Nem o símbolo ao menos vale, a significação
Da manhã que vem
[88] Saindo lenta da própria essência da noite que era,
Para quem,
Por tantas vezes ter sempre esperado em vão,
Já nada espera.
Ela canta, pobre ceifeira,
Julgando-se feliz talvez;
Canta, e ceifa, e a sua voz, cheia
De alegre e anónima viuvez,
Ondula como um canto de ave
No ar limpo como um limiar,
E há curvas no enredo suave
Do som que ela tem a cantar.
Ouvi-la alegra e entristece,
Na sua voz há o campo e a lida,
E canta como se tivesse
Mais razões p’ra cantar que a vida.
Ah, canta, canta sem razão!
O que em mim sente está pensando.
Derrama no meu coração
A tua incerta voz ondeando!
Ah, poder ser tu, sendo eu!
Ter a tua alegre inconsciência,
E a consciência disso!
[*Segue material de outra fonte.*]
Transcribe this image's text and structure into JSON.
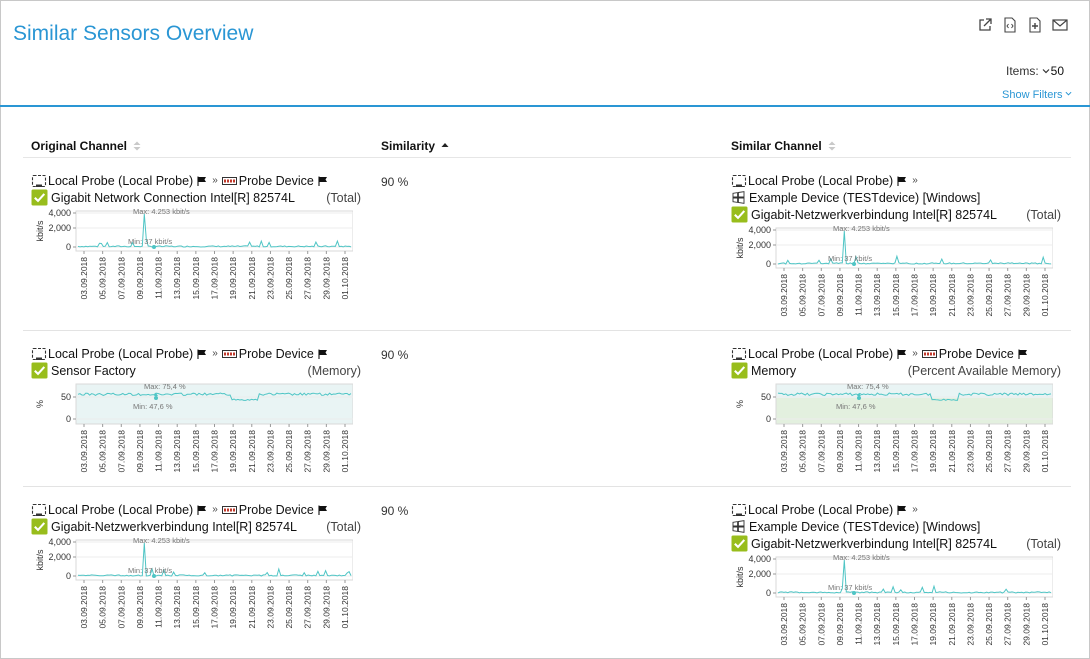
{
  "page": {
    "title": "Similar Sensors Overview",
    "items_label": "Items:",
    "items_value": "50",
    "show_filters": "Show Filters"
  },
  "columns": {
    "original": "Original Channel",
    "similarity": "Similarity",
    "similar": "Similar Channel"
  },
  "rows": [
    {
      "similarity": "90 %",
      "original": {
        "probe": "Local Probe (Local Probe)",
        "device": "Probe Device",
        "sensor": "Gigabit Network Connection Intel[R] 82574L",
        "channel": "(Total)",
        "chart": {
          "ylabel": "kbit/s",
          "yticks": [
            "4,000",
            "2,000",
            "0"
          ],
          "max": "Max: 4.253 kbit/s",
          "min": "Min: 37 kbit/s",
          "kind": "traffic"
        }
      },
      "similar": {
        "probe": "Local Probe (Local Probe)",
        "device": "Example Device (TESTdevice) [Windows]",
        "sensor": "Gigabit-Netzwerkverbindung Intel[R] 82574L",
        "channel": "(Total)",
        "chart": {
          "ylabel": "kbit/s",
          "yticks": [
            "4,000",
            "2,000",
            "0"
          ],
          "max": "Max: 4.253 kbit/s",
          "min": "Min: 37 kbit/s",
          "kind": "traffic"
        }
      }
    },
    {
      "similarity": "90 %",
      "original": {
        "probe": "Local Probe (Local Probe)",
        "device": "Probe Device",
        "sensor": "Sensor Factory",
        "channel": "(Memory)",
        "chart": {
          "ylabel": "%",
          "yticks": [
            "50",
            "0"
          ],
          "max": "Max: 75,4 %",
          "min": "Min: 47,6 %",
          "kind": "memory"
        }
      },
      "similar": {
        "probe": "Local Probe (Local Probe)",
        "device": "Probe Device",
        "sensor": "Memory",
        "channel": "(Percent Available Memory)",
        "chart": {
          "ylabel": "%",
          "yticks": [
            "50",
            "0"
          ],
          "max": "Max: 75,4 %",
          "min": "Min: 47,6 %",
          "kind": "memory2"
        }
      }
    },
    {
      "similarity": "90 %",
      "original": {
        "probe": "Local Probe (Local Probe)",
        "device": "Probe Device",
        "sensor": "Gigabit-Netzwerkverbindung Intel[R] 82574L",
        "channel": "(Total)",
        "chart": {
          "ylabel": "kbit/s",
          "yticks": [
            "4,000",
            "2,000",
            "0"
          ],
          "max": "Max: 4.253 kbit/s",
          "min": "Min: 37 kbit/s",
          "kind": "traffic"
        }
      },
      "similar": {
        "probe": "Local Probe (Local Probe)",
        "device": "Example Device (TESTdevice) [Windows]",
        "sensor": "Gigabit-Netzwerkverbindung Intel[R] 82574L",
        "channel": "(Total)",
        "chart": {
          "ylabel": "kbit/s",
          "yticks": [
            "4,000",
            "2,000",
            "0"
          ],
          "max": "Max: 4.253 kbit/s",
          "min": "Min: 37 kbit/s",
          "kind": "traffic"
        }
      }
    }
  ],
  "dates": [
    "03.09.2018",
    "05.09.2018",
    "07.09.2018",
    "09.09.2018",
    "11.09.2018",
    "13.09.2018",
    "15.09.2018",
    "17.09.2018",
    "19.09.2018",
    "21.09.2018",
    "23.09.2018",
    "25.09.2018",
    "27.09.2018",
    "29.09.2018",
    "01.10.2018"
  ],
  "colors": {
    "accent": "#2a96d4",
    "line": "#4fc5c5",
    "check": "#98bd1c",
    "memory_fill": "#e9f4f4",
    "memory_fill2": "#e3f0df"
  },
  "icons": {
    "open": "external-link-icon",
    "embed": "embed-code-icon",
    "add": "add-to-library-icon",
    "mail": "mail-icon",
    "probe": "probe-icon",
    "device": "device-icon",
    "windows": "windows-logo-icon",
    "flag": "flag-icon",
    "check": "checkbox-icon"
  }
}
Ó céu!
Ó campo! ó canção! A ciência
Pesa tanto e a vida é tão breve!
Entrai por mim dentro! Tornai
Minha alma a vossa sombra leve!
Depois, levando-me, passai!
FERNANDO PESSOA
O poema ʺGladioʺ foi republicado em Cancioneiro do 1º Salão dos Independentes, 1930, pp. 21-22. Para além de diferenças ortográficas, a segunda publicação apresenta a correção de uma gralha da primeira, lendo-se no início do terceiro verso da segunda estrofe ʺE esta febre de alémʺ. A transcrição aqui apresentada segue esta correção.
Em ʺAlguns Poemas / De um Cancioneiroʺ Pessoa republica quatro poemas, anteriormente publicados sob os títulos “Impressões do Crepusculo” (A Renascença, fevereiro de 1914), ʺA Ceifeiraʺ (Terra Nossa, setembro de 1916, p. 46), ʺCanção de Outomnoʺ (Ilustração Portuguesa, 28 de janeiro de 1922, p. 86) e ʺCançãoʺ (Ilustração Portuguesa, 11 de fevereiro de 1922, p. 129), apresentando as diferentes versões destes poemas diferenças significativas.
Alguns Poemas (Sacadura Cabral, Gládio, De um Cancioneiro)
Fernando Pessoa
Athena 3, dezembro de 1924, pp. 81-88.